The Singapore Poetry Contest

The contest is now closed. Please check back next April, during National Poetry Writing Month, for next year’s contest. 


Since its beginning in October 2013, Singapore Poetry has the goal of introducing the arts of Singapore to a general American audience. Operating out of New York City, it aims to cultivate dialogue and understanding between the two countries. To celebrate Singapore’s 50th year of political independence this year, Singapore Poetry will seek American perspectives on the island-state by holding a contest for the best poem in English about Singapore. The contest is open to anyone living in the USA who is not a Singaporean.

The poem may be about any aspect of Singapore — for instance, an OkCupid profile, an old black-and-white movie, Singapore noodles, a recurring nightmare, the orchid Vanda Miss Joaquim, a family heirloom — but it must have the word “Singapore” in it. It does not have to be celebratory in tone, but it must possess the qualities of a good poem, nicely defined by Dylan Thomas as “a contribution to reality.” For a good example, read Vijay Seshadri’s “Light Verse” from his Pulitzer Prize-winning collection 3 Sections.

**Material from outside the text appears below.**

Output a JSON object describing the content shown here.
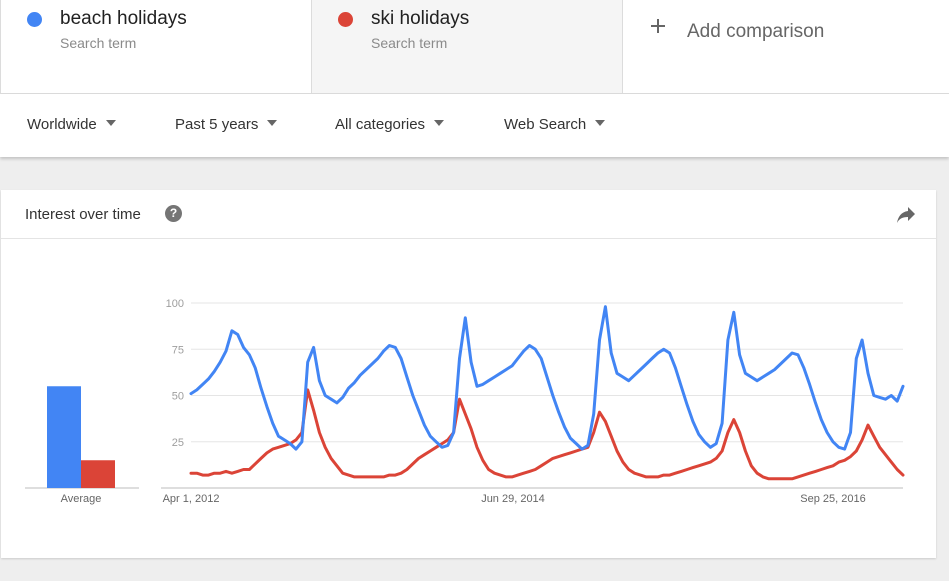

Awards of USD100, 50 and 20 will go to the top three winners. The winning poems will be published on Singapore Poetry; non-winning poems will be considered for publication as well. The judge is the curator of Singapore Poetry, Jee Leong Koh. Friends and associates are welcomed to submit. Judging will be based solely on poetic merit. Singapore Poetry reserves the right not to make any or all awards, should the quality of entries not merits them.

Contest entry is free. Please submit a maximum of three poems. Only unpublished poems will be considered. Posting on weblog, Facebook and other social media does not constitute publication. Simultaneous submissions are acceptable, provided you inform Singapore Poetry if your poem is accepted elsewhere. Please email your submission to The poem(s) must be pasted into the body of the email, together with a short cover letter giving your name, mailing address, and brief biographical note.

The deadline for submissions is June 1, 2015. Results will be announced in August and the winning poems published in the run-up to Singapore’s National Day on August 9. Prompts will be provided regularly in the Comments section of this post, so check back often. Please feel free to post prompts of your own too. Your first prompt is the photograph below by Zoe Fan, of a woman riding on Singapore’s Mass Rapid Transit train.


Photograph by by Zoe Fan

About Jee Leong Koh

My book of poems Steep Tea (Carcanet) was named a Best Book of 2015 by UK's Financial Times, and a Finalist by Lambda Literary. I also wrote three other books of poems and a book of zuihitsu. My work has been shortlisted for the Singapore Literature Prize, and translated into Japanese, Chinese, Vietnamese, Russian and Latvian. Originally from Singapore, I live in New York City, where I edit the arts blog Singapore Poetry, and run the Second Saturdays Reading Series and the Singapore Literature Festival in NYC.


  1. This week’s prompt is taken from Facebook newsfeed. Enjoy!


  2. This week’s prompt comes in the form of a petition.

    “In Singapore, every major race is given two days of religious or cultural holiday. The Chinese have Chinese New Year (CNY), which lasts for two days. Malays, who are predominantly Muslim, are given holidays for Hari Raya Haji and Hari Raya Puasa. Indians are given Deepavali and Vesak Day. Hence, Thaipusam could not be made a holiday for Indian Hindus.

    However, who observes Vesak Day? It is a Buddhist holiday. Buddhism originated in India, but by and large, the world’s biggest population of Buddhists, are East Asian. In Singapore, this means it is the Singaporean Chinese who are mostly Buddhist. Why is it gazetted as an Indian holiday when there are so few Indians celebrating it?

    Thaipusam should be made a holiday in Singapore from 2016 in the interest of fairness to all races in Singapore.”


  3. Speakeasy #18: Valentine’s Edition. They cannot have enough poetry and song. Photo by Alvin Pang.


  4. What a fantastic contest opportunity for budding poets while you raise awareness about the beauty of Singapore.

    Liked by 1 person

  5. Would you accept an entry from a Canadian poet?


  6. Hi noshling, poems from Canadian poets are accepted.

    Liked by 1 person

  7. looking forward to the contest results.


  8. Thanks, Ram. You will enjoy the winning poems, I think.